“Di Kerinci inilah manusia dan harimau hidup bertetangga,” ungkap Pak Naufal memulai ceritanya seraya menyesap sisa-sisa terakhir kretek yang sedari tadi dihimpit jari-jari tuanya.
Adalah Tingkas, kelompok tetua Kerinci pada zaman yang sudah jauh lewat, mengikat kaul dengan pemimpin harimau. Perjanjian dua mahkluk berbeda spesies ini adalah seputar pembagian tanah wilayah. Harimau berhak mendiami hutan Kerinci sementara manusia berhak atas perkebunan dan pemukiman. Tidak satu pun dari mereka berani melanggar batas itu.
Tingkas itulah yang kemudian bertugas membina hubungan baik antara manusia dan harimau di tanah Kerinci. Manusia tidak seharusnya mengusik habitat harimau dan sebaliknya harimau juga tidak akan berani memasuki pemukiman.
“Cindaku,” seloroh Pak Naufal melanjutkan ceritanya, “Adalah kisah tentang manusia harimau yang dikenal oleh rakyat Kerinci. Cindaku bisa berubah menjadi manusia maupun menjadi harimau, agar mampu berkomunikasi dengan kedua spesies.”
Terdengar seperti sinetron. Tetapi demikianlah manusia harimau adalah sebuah legenda rural yang sudah turun temurun di tanah ini menjelaskan bagaimana nenek moyang manusia Kerinci masa silam begitu berhati-hati ketika berhadapan dengan alamnya.
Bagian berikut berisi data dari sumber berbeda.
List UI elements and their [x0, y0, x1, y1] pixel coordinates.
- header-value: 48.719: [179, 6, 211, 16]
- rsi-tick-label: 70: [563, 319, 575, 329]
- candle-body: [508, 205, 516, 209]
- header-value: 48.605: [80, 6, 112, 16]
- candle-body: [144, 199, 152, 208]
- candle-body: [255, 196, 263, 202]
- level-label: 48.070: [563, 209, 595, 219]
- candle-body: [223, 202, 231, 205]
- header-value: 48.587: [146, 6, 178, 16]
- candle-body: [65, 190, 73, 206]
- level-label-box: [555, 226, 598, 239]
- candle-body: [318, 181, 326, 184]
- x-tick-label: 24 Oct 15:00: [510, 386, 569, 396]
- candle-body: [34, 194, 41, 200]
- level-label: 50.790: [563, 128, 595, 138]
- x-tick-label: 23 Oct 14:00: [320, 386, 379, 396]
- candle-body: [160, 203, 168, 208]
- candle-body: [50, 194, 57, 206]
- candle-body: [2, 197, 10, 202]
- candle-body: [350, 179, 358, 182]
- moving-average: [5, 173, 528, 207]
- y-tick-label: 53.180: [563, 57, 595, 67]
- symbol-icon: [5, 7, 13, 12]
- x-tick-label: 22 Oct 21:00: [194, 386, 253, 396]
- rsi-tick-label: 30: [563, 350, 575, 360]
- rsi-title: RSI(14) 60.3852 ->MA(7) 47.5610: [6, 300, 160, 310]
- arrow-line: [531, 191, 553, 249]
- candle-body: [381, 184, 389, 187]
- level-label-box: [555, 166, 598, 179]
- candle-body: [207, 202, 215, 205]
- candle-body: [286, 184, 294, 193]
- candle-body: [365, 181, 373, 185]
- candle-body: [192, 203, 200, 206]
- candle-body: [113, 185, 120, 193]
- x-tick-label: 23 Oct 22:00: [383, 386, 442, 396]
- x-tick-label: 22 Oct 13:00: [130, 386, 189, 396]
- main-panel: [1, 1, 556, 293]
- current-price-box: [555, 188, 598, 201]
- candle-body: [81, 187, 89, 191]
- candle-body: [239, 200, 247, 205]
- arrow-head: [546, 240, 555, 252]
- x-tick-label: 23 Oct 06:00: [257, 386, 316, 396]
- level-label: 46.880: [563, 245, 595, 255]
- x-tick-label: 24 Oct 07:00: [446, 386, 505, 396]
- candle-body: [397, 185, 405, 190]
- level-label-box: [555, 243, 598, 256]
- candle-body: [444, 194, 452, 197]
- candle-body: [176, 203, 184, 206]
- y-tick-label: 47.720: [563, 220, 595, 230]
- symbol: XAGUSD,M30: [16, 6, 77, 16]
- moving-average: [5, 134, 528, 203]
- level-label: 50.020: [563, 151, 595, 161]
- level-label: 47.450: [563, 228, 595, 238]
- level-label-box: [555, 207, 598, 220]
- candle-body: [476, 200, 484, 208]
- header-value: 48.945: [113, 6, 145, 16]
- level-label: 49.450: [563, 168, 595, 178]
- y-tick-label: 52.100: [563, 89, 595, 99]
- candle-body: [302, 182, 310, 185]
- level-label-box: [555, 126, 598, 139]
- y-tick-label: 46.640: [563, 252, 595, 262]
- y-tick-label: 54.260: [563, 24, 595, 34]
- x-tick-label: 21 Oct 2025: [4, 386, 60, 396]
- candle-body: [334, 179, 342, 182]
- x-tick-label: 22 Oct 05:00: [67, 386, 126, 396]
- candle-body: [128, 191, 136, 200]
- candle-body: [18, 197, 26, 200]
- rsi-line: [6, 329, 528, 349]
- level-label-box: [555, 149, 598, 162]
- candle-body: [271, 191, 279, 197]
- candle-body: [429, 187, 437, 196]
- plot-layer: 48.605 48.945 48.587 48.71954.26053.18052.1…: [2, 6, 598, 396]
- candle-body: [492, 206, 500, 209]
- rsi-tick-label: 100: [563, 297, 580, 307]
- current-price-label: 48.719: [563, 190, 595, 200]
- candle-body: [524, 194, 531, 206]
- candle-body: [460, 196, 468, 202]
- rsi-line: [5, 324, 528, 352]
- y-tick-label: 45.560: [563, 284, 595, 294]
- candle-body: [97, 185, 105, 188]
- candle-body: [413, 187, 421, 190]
Masyarakat Kerinci masih percaya bahwa Cindaku dapat berubah menjadi harimau ketika dadanya menyentuh tanah Kerinci yang merupakan rumah dari sang harimau Sumatera. Walaupun juga dipercaya bahwa sang Cindaku hanya menampakkan diri ketika ada gesekan antara manusia dan harimau di tinggian ini.
“Ya, cindaku itu seperti orang introvert,” pungkas Pak Naufal mengakhiri ceritanya dengan sedikit kelakar, “Introvert karena konon kalau bicara dengan manusia mereka akan enggan memandang muka lawan bicaranya. Biasanya mereka juga berkumis.”